CellCrypt. Rodolfo Rosini gave a nice presentation on his company’s voice encryption product, but no demo.
Peerant. Marcus Dantus and Serge Kruppa built a call center application, on the spot, using their Ruby on Rails development platform. Rockin’ stuff!
MySay. CEO Sean O’Sullivan showed off his company’s voice based social networking site. Brad Templeton shouted out from the crowd “It’s MySpace for phones!”, which Sean (as Irish as you can be) denied with a twinkle in his eye.
Flat Planet Phone Company. Want to be in the VoIP business? For $199 per year, Flat Planet Phone Company will provide all the back end services from termination to billing to reseller management. All you have to do is brand it and sell it. CEO Moshe Maeir ran a very fast demo of all the things the Flat Planet Phone Company is capable of doing. As demos go, it was a quick rundown of all the operator and reseller control features of the system. This was my personal favorite of the night — not as slick a demo as Grand Central, but a very compelling business concept. I heard a lot of similar comments afterward from others. (disclaimer: Flat Planet is an iotum partner)

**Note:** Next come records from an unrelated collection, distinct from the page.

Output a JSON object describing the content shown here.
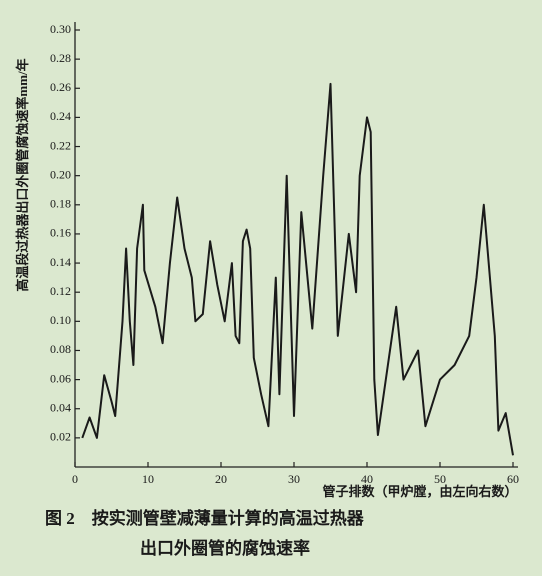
{
  "chart_data": {
    "type": "line",
    "y_label": "高温段过热器出口外圈管腐蚀速率mm/年",
    "x_label": "管子排数（甲炉膛，由左向右数）",
    "caption": [
      "图 2　按实测管壁减薄量计算的高温过热器",
      "出口外圈管的腐蚀速率"
    ],
    "x": [
      1,
      2,
      3,
      4,
      5,
      5.5,
      6.5,
      7,
      7.5,
      8,
      8.5,
      9.3,
      9.5,
      11,
      12,
      13,
      14,
      15,
      16,
      16.5,
      17.5,
      18.5,
      19.5,
      20.5,
      21.5,
      22,
      22.5,
      23,
      23.5,
      24,
      24.5,
      25.5,
      26.5,
      27.5,
      28,
      29,
      30,
      31,
      32.5,
      34,
      35,
      36,
      37.5,
      38.5,
      39,
      40,
      40.5,
      41,
      41.5,
      44,
      45,
      47,
      48,
      50,
      52,
      54,
      55,
      56,
      57.5,
      58,
      59,
      60
    ],
    "series": [
      {
        "color": "#1a1a1a",
        "values": [
          0.02,
          0.034,
          0.02,
          0.063,
          0.045,
          0.035,
          0.1,
          0.15,
          0.1,
          0.07,
          0.15,
          0.18,
          0.135,
          0.11,
          0.085,
          0.14,
          0.185,
          0.15,
          0.13,
          0.1,
          0.105,
          0.155,
          0.125,
          0.1,
          0.14,
          0.09,
          0.085,
          0.155,
          0.163,
          0.15,
          0.075,
          0.05,
          0.028,
          0.13,
          0.05,
          0.2,
          0.035,
          0.175,
          0.095,
          0.2,
          0.263,
          0.09,
          0.16,
          0.12,
          0.2,
          0.24,
          0.23,
          0.06,
          0.022,
          0.11,
          0.06,
          0.08,
          0.028,
          0.06,
          0.07,
          0.09,
          0.13,
          0.18,
          0.09,
          0.025,
          0.037,
          0.008
        ]
      }
    ],
    "xlim": [
      0,
      60
    ],
    "xticks": [
      0,
      10,
      20,
      30,
      40,
      50,
      60
    ],
    "ylim": [
      0,
      0.3
    ],
    "yticks": [
      0.02,
      0.04,
      0.06,
      0.08,
      {
        "value": 0.1,
        "label": "0.10"
      },
      0.12,
      0.14,
      0.16,
      0.18,
      {
        "value": 0.2,
        "label": "0.20"
      },
      0.22,
      0.24,
      0.26,
      0.28,
      {
        "value": 0.3,
        "label": "0.30"
      }
    ]
  }
}
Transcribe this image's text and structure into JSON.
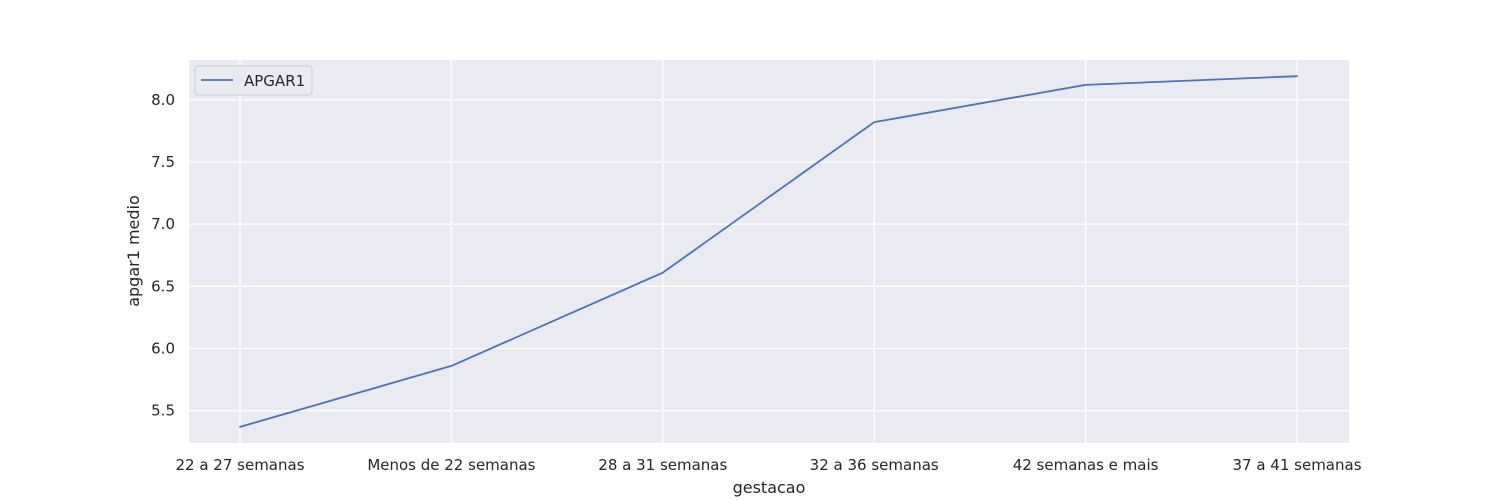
{
  "chart_data": {
    "type": "line",
    "categories": [
      "22 a 27 semanas",
      "Menos de 22 semanas",
      "28 a 31 semanas",
      "32 a 36 semanas",
      "42 semanas e mais",
      "37 a 41 semanas"
    ],
    "series": [
      {
        "name": "APGAR1",
        "values": [
          5.37,
          5.86,
          6.61,
          7.82,
          8.12,
          8.19
        ],
        "color": "#4c72b0"
      }
    ],
    "xlabel": "gestacao",
    "ylabel": "apgar1 medio",
    "ylim": [
      5.24,
      8.32
    ],
    "yticks": [
      "5.5",
      "6.0",
      "6.5",
      "7.0",
      "7.5",
      "8.0"
    ],
    "grid": true,
    "legend": "top-left",
    "colors": {
      "background": "#eaeaf2",
      "grid": "#ffffff",
      "text": "#262626"
    }
  }
}
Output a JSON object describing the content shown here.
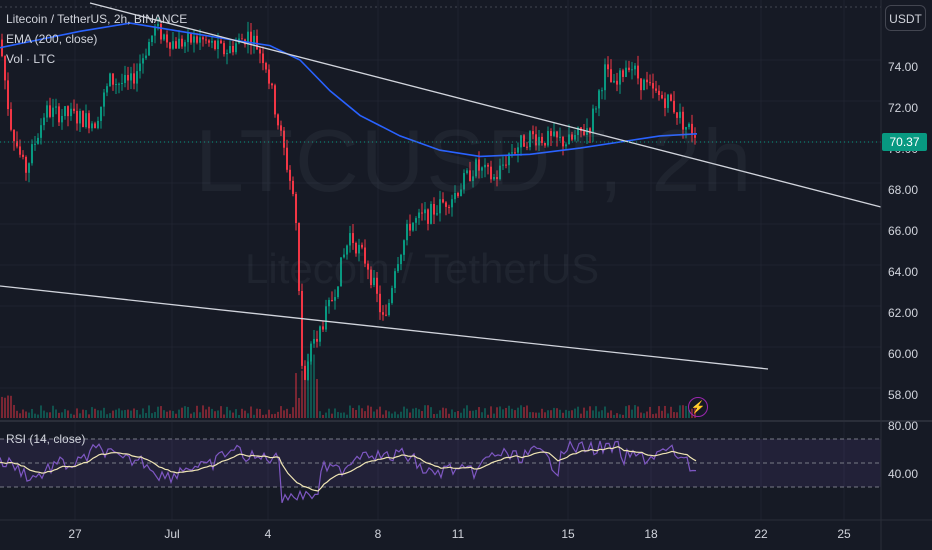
{
  "legend": {
    "title": "Litecoin / TetherUS, 2h, BINANCE",
    "ema": "EMA (200, close)",
    "vol": "Vol · LTC"
  },
  "watermark": {
    "symbol": "LTCUSDT, 2h",
    "name": "Litecoin / TetherUS"
  },
  "currency_button": "USDT",
  "last_price": "70.37",
  "price_axis": [
    "74.00",
    "72.00",
    "70.00",
    "68.00",
    "66.00",
    "64.00",
    "62.00",
    "60.00",
    "58.00"
  ],
  "rsi": {
    "label": "RSI (14, close)",
    "axis": [
      "80.00",
      "40.00"
    ]
  },
  "time_axis": [
    "27",
    "Jul",
    "4",
    "8",
    "11",
    "15",
    "18",
    "22",
    "25"
  ],
  "colors": {
    "background": "#161a25",
    "up": "#089981",
    "down": "#f23645",
    "ema": "#2962ff",
    "rsi": "#7e57c2",
    "rsi_band": "#7e57c2",
    "trendline": "#d1d4dc"
  },
  "icons": {
    "alert": "lightning-icon"
  }
}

Mig33. Mig33 showed a powerpoint presentation of their combined VoIP and IM client for mobile phones, and took the opportunity to announce that they had just closed a round with RedPoint, and were moving from Australia to the valley. I cornered a gushing RedPoint Partner Scott Raney afterward who said “Just look at the numbers!”. Apparently they’re having a lot of success in Asia.
And then we voted. Unsurprisingly, Grand Central was the crowd favorite.
It was a great first launchpad event. A bunch of new companies had a fabulous chance to get on stage and show off their best. What could be better than that? I have just one small complaint — next year there oughta be a no powerpoint rule. Powerpoint is for companies that don’t have anything to show. Flash animations too… Save the powerpoint for the main session, and focus on the products here.
Apologies for the background noise on the videos. I am learning more all the time about how to get the best results. I’ll need a separate microphone in the future. The creaky sounds are my cheap tripod.